A huge number of Urdu poets born and created so much poetry in Urdu since 1810 in South Asian region, but very few of them could make a watermark like this. It is the pain of life that made Mirza Ghalib the ‘king’ in his Urdu poetry expressions.
Mirza Ghalib’s ghazals have been translated in various languages around the world. The Mughal emperor Bahadur Shah Zafar II honoured him with the title of “Dabir-ul-Mulk” in 1850.
He was actually a gift of the God. He was integrated with so much talent, that poetry used to come from his mind as a flow of water. Each of his poetry used to contain deep thoughts and inner feelings with optimum level of imagination.
Ghalib was an important member of the Mughal court during the last phase of Mughal era. He was also blessed as ‘royal historian’ of the Mughal court and tutor of ‘Prince Fakr-ud-din Mirza’, the eldest son of the Mughal Empire in that time.

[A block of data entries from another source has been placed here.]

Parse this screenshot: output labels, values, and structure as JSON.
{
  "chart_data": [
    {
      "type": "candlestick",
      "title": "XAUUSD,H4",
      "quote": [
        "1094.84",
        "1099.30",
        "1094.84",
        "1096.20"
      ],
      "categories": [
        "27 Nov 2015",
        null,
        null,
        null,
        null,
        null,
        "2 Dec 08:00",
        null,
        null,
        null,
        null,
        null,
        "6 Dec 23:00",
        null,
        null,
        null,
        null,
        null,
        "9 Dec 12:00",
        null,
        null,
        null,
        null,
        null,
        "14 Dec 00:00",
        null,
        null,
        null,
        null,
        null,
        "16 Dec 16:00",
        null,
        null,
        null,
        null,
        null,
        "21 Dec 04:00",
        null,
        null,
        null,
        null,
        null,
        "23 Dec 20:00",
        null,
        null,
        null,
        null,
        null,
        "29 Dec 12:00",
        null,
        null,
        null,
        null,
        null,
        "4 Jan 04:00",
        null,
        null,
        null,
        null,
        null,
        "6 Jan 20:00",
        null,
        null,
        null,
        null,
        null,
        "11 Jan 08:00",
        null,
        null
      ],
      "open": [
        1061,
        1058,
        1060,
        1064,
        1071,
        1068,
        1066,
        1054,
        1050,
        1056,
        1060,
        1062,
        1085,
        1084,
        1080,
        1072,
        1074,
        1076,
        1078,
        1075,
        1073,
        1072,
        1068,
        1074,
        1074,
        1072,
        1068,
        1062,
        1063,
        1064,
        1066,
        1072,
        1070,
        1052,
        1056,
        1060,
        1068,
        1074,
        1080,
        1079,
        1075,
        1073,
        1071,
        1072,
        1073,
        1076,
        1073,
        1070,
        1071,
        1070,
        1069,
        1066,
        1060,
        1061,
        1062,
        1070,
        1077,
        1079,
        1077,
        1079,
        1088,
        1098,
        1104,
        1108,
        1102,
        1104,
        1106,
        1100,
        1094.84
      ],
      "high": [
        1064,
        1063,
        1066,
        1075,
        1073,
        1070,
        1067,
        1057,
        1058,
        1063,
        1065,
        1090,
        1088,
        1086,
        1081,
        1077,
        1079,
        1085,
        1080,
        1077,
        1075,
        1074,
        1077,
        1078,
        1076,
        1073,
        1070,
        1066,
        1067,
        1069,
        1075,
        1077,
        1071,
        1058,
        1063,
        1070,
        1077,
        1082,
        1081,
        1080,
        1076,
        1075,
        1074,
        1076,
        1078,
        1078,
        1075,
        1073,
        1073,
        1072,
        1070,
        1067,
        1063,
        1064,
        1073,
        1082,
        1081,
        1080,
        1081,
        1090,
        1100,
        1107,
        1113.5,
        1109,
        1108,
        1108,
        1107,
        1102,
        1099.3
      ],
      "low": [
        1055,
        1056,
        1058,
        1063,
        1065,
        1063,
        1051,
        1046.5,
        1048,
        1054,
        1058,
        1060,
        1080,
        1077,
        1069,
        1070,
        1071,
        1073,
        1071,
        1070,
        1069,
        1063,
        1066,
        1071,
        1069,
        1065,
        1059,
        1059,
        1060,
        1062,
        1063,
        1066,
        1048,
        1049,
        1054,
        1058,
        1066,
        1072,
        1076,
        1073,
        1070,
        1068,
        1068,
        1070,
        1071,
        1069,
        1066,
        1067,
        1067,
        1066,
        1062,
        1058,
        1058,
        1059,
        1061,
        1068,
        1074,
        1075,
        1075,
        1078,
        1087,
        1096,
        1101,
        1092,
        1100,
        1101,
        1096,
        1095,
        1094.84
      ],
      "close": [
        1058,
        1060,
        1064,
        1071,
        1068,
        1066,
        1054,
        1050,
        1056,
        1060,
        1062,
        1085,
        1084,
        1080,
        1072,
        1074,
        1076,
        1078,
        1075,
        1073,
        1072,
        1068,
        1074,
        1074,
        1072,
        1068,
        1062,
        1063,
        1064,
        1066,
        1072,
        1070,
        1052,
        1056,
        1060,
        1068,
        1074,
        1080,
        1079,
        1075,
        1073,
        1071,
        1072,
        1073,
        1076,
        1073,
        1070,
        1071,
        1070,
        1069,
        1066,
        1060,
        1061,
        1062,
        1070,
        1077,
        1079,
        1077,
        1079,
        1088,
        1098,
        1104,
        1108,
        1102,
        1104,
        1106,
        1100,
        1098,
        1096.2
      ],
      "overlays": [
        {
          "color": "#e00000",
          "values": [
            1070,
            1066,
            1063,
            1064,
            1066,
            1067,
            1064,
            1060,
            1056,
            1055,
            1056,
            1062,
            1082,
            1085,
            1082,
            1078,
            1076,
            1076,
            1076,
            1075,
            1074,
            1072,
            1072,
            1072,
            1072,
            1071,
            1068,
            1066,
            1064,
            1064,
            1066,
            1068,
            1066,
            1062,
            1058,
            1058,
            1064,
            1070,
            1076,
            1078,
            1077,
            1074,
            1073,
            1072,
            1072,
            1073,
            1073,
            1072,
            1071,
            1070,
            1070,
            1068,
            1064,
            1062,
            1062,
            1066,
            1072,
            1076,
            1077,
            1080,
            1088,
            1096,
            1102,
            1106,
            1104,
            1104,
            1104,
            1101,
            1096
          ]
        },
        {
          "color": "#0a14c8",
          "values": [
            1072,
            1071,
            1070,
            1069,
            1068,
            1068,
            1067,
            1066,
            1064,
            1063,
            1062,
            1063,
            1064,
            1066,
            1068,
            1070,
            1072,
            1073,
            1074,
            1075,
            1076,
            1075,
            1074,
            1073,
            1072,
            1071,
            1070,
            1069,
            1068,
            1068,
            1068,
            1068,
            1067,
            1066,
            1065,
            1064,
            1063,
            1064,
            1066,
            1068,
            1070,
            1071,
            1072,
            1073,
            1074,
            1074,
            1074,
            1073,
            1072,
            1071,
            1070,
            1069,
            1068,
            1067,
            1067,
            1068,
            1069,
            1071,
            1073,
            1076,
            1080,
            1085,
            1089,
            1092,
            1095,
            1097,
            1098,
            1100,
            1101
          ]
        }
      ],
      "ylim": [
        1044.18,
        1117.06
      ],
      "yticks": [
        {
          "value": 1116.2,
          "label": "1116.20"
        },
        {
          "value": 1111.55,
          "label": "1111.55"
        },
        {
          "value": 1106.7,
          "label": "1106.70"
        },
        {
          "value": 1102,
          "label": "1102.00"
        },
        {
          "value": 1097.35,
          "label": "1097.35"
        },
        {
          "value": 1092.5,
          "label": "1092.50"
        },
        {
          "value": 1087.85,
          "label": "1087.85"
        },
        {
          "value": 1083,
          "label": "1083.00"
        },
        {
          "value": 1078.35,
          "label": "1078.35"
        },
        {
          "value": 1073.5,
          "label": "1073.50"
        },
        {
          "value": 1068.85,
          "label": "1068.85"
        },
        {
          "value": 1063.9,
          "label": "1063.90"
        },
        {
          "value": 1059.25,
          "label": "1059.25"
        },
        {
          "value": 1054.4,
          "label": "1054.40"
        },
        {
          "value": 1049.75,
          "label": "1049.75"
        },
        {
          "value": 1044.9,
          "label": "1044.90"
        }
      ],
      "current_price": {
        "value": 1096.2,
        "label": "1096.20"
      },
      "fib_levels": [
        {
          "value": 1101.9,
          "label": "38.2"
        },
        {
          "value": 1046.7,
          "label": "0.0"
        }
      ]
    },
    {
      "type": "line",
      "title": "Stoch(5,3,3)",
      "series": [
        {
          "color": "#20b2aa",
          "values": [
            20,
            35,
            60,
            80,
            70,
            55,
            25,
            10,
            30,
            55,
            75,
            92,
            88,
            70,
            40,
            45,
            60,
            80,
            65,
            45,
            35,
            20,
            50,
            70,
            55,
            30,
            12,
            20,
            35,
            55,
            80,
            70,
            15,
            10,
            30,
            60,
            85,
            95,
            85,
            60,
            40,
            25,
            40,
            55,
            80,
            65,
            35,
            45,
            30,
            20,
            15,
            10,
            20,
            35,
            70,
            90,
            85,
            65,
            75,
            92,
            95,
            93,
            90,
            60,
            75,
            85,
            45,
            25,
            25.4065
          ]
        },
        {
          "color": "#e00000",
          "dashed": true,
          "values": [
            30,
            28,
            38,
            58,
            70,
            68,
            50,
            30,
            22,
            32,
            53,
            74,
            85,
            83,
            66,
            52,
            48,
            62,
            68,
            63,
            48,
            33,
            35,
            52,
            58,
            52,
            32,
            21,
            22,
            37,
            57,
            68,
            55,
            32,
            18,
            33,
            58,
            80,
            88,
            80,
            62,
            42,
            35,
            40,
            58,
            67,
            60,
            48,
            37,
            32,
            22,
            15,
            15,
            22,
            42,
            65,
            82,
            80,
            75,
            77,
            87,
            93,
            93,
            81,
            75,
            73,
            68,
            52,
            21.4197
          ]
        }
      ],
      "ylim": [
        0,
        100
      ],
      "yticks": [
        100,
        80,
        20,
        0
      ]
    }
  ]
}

The ‘king’ of Urdu poetry expired on 15th February, 1869 at Delhi. His house turned into ‘Ghalib Memorial’ that showcase exhibitions of his works. Nobody knows how much expectations he had from his life – but a very little could he managed to get in his lifetime. He realized the fact of his life and predicted that his contributions would be recognized by later generations, but not in his lifetime –
“Na tha kuchh to khuda tha kuchh na hota to khuda hota
Duboya mujh ko hone ne na hota main to kya hota
Hua jab gham se yuun be-his to gham kya sar ke katne ka
Na hota gar juda tan se to zaann par dhara hota
Hui muddat ki ghalib mar gaya par yaad aata hai
Woh har ik baat par kahna ki yuun hota to kya hota”
(Line 1 & 2 Translation : When there was nothing, God was there.. If there had been nothing, there would have been God. In emptiness, God would still exist. In nothingness Only God would exist. In the beginning nothing was there, except God. If there would have been nothing, God would have still been there. My existence has let me down. Becoming (My being) has defeated me. If I did not exist, what would I be? If I did not exist, what harm would it be?
Line 3 & 4 Translation: When the mere existence has become a burden and a curse by the pain and suffering all around, then what is pain at the head being cut off? My loss of faith in God has made life such a misery that death looks to be the only solution and I have no qualms about it. If it would have not been cut off (for God is merciful, and He would spare my life from this violent death), it would always be bent to my knees in devotion to the God to make amends to my faithless and immoral existence.
Line 5 & 6 Translation: A long time has passed since Ghalib passed away, but he still comes back to the memory. Saying every-time that had it not been this way, then how it would have been? The contemplation that if I have lived my life differently [followed the correct way] what would have I been. Would it have mattered? Would it have amounted to anything other than death because eventually death is the final Truth?)